Since Leahy joined DoIT, the agency has conducted several pilots, including an exploration of satellite-based sensing technology capable of detecting shifts over time in roads, bridges, harbor areas and large buildings of as little as 1 millimeter.
The endeavor wrapped in May, and the state — which hoped the technology would have broad applicability in real-time safety inspections, disaster analysis, permitting, land use compliance and in natural resources — is now in the process of evaluating the results.
But two state projects, he said, stand out. The Maryland Total Human-services Integrated Network (MDTHINK) is a “first-in-the-nation cross-agency collaboration model,” Leahy said, by connecting the departments of labor, licensing and regulation; human services, health and juvenile services; and the Maryland Health Benefit Exchange. The secretary said it had been "gratifying" to participate in its executive steering committee.

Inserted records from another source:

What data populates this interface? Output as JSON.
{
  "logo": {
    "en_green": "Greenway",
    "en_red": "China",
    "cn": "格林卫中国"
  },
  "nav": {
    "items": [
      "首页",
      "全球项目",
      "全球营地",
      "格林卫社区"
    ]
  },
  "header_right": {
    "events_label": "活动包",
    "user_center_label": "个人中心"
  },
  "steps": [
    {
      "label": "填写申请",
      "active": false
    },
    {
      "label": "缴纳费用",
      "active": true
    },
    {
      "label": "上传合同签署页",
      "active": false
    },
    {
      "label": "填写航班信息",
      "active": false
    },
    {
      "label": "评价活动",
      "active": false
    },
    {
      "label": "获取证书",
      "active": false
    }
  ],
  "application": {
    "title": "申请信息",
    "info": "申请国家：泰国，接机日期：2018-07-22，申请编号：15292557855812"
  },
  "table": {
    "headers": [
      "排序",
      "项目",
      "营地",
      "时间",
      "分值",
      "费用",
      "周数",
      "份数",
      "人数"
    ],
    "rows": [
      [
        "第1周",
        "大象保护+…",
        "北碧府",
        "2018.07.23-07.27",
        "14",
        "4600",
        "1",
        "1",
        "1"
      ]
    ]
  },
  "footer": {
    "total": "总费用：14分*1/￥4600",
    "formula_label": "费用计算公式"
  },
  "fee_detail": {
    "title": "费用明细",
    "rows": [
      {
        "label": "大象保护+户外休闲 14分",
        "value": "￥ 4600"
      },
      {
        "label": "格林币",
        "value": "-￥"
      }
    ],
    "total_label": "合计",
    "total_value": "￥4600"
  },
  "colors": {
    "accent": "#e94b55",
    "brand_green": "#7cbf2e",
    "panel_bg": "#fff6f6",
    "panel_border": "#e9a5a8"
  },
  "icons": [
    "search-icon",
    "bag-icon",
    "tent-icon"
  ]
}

Similarly, Leahy called the Maryland OneStop Portal "especially near and dear to my heart.” The DoIT initiative enabled only with participation and cooperation from all state agencies that issue licenses and permits. He called the portal a “landing page” for license and permit seekers, offering links to applications and information about the process.
“The portal has been developed using nonproprietary, scalable, modern technology so that Maryland is not dependent upon a single contractor for ongoing development and growth," Leahy said, pointing out that its back-end forms and workflow engine should save the state millions of dollars by retiring legacy equipment and consolidating processing.